Filling out vacancies in the Wallabies system were also talked about, the statement said.
“National Selector, Attack Coach, and Head of Athletic Preparation (positions) were discussed, with an announcement on the appointment of a National Selector likely to be made in the coming days,” the statement said.
“Recruitment for the two remaining positions will be completed following the arrival of new Director of Rugby, Scott Johnson.”
Larkham was cut from the Wallabies coaching staff last month after it was revealed the former Wallaby and current coach Michael Cheika had irreconcilable differences of opinion on strategies.
Long-time Cheika ally Hayden Masters also left from his position.
The identity of the third selector, who will sit alongside Cheika and new Director of Rugby Johnson, remains unknown but several esteemed ex-Wallabies like George Gregan have been linked to the position.

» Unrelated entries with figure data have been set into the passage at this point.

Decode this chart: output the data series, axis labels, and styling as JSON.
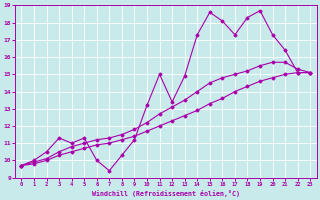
{
  "xlabel": "Windchill (Refroidissement éolien,°C)",
  "bg_color": "#c8eaea",
  "line_color": "#aa00aa",
  "xlim": [
    -0.5,
    23.5
  ],
  "ylim": [
    9,
    19
  ],
  "xticks": [
    0,
    1,
    2,
    3,
    4,
    5,
    6,
    7,
    8,
    9,
    10,
    11,
    12,
    13,
    14,
    15,
    16,
    17,
    18,
    19,
    20,
    21,
    22,
    23
  ],
  "yticks": [
    9,
    10,
    11,
    12,
    13,
    14,
    15,
    16,
    17,
    18,
    19
  ],
  "curve1_x": [
    0,
    1,
    2,
    3,
    4,
    5,
    6,
    7,
    8,
    9,
    10,
    11,
    12,
    13,
    14,
    15,
    16,
    17,
    18,
    19,
    20,
    21,
    22,
    23
  ],
  "curve1_y": [
    9.7,
    10.0,
    10.5,
    11.3,
    11.0,
    11.3,
    10.0,
    9.4,
    10.3,
    11.2,
    13.2,
    15.0,
    13.4,
    14.9,
    17.3,
    18.6,
    18.1,
    17.3,
    18.3,
    18.7,
    17.3,
    16.4,
    15.1,
    15.1
  ],
  "curve2_x": [
    0,
    1,
    2,
    3,
    4,
    5,
    6,
    7,
    8,
    9,
    10,
    11,
    12,
    13,
    14,
    15,
    16,
    17,
    18,
    19,
    20,
    21,
    22,
    23
  ],
  "curve2_y": [
    9.7,
    9.8,
    10.0,
    10.3,
    10.5,
    10.7,
    10.9,
    11.0,
    11.2,
    11.4,
    11.7,
    12.0,
    12.3,
    12.6,
    12.9,
    13.3,
    13.6,
    14.0,
    14.3,
    14.6,
    14.8,
    15.0,
    15.1,
    15.1
  ],
  "curve3_x": [
    0,
    1,
    2,
    3,
    4,
    5,
    6,
    7,
    8,
    9,
    10,
    11,
    12,
    13,
    14,
    15,
    16,
    17,
    18,
    19,
    20,
    21,
    22,
    23
  ],
  "curve3_y": [
    9.7,
    9.9,
    10.1,
    10.5,
    10.8,
    11.0,
    11.2,
    11.3,
    11.5,
    11.8,
    12.2,
    12.7,
    13.1,
    13.5,
    14.0,
    14.5,
    14.8,
    15.0,
    15.2,
    15.5,
    15.7,
    15.7,
    15.3,
    15.1
  ]
}
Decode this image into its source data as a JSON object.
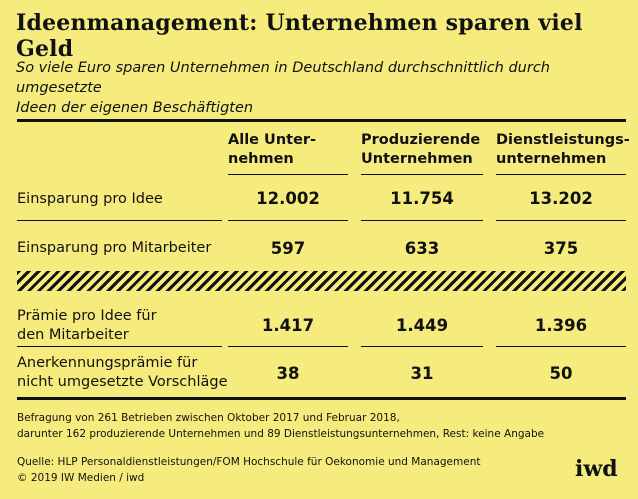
{
  "title": "Ideenmanagement: Unternehmen sparen viel Geld",
  "subtitle": {
    "line1": "So viele Euro sparen Unternehmen in Deutschland durchschnittlich durch umgesetzte",
    "line2": "Ideen der eigenen Beschäftigten"
  },
  "columns": [
    {
      "line1": "Alle Unter-",
      "line2": "nehmen"
    },
    {
      "line1": "Produzierende",
      "line2": "Unternehmen"
    },
    {
      "line1": "Dienstleistungs-",
      "line2": "unternehmen"
    }
  ],
  "rows": [
    {
      "label1": "Einsparung pro Idee",
      "label2": "",
      "values": [
        "12.002",
        "11.754",
        "13.202"
      ]
    },
    {
      "label1": "Einsparung pro Mitarbeiter",
      "label2": "",
      "values": [
        "597",
        "633",
        "375"
      ]
    },
    {
      "label1": "Prämie pro Idee für",
      "label2": "den Mitarbeiter",
      "values": [
        "1.417",
        "1.449",
        "1.396"
      ]
    },
    {
      "label1": "Anerkennungsprämie für",
      "label2": "nicht umgesetzte Vorschläge",
      "values": [
        "38",
        "31",
        "50"
      ]
    }
  ],
  "notes": {
    "line1": "Befragung von 261 Betrieben zwischen Oktober 2017 und Februar 2018,",
    "line2": "darunter 162 produzierende Unternehmen und 89 Dienstleistungsunternehmen, Rest: keine Angabe",
    "source": "Quelle: HLP Personaldienstleistungen/FOM Hochschule für Oekonomie und Management",
    "copyright": "© 2019 IW Medien / iwd"
  },
  "logo": "iwd"
}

The RugbyAU statement said the board had also acknowledged the release of the report ‘Pathway to Pay Equality’ by the Male Champions of Change (MCC) Sport organisation, which is a joint initiative of leading sports in Australia.
The report made recommendations to continue the push to achieve pay equality in sport, which RugbyAU boss Raelene Castle – a special adviser to MCC – said was already well advanced in rugby.
“Rugby has made a significant step forward over the past year by achieving pay parity on entry-level minimum contracts across the professional game, with our women’s and men’s sevens players and male Super Rugby players entitled to the same minimum terms,” Castle said in the statement.
“Equality and Inclusion continue to be a strong focus of Rugby Australia and the MCC Sport report released today has shown that our sport has made significant gains in the area of pay equality and has benchmarked well alongside some of our fellow sports. We remain committed to making further progress over the coming year,” said Castle.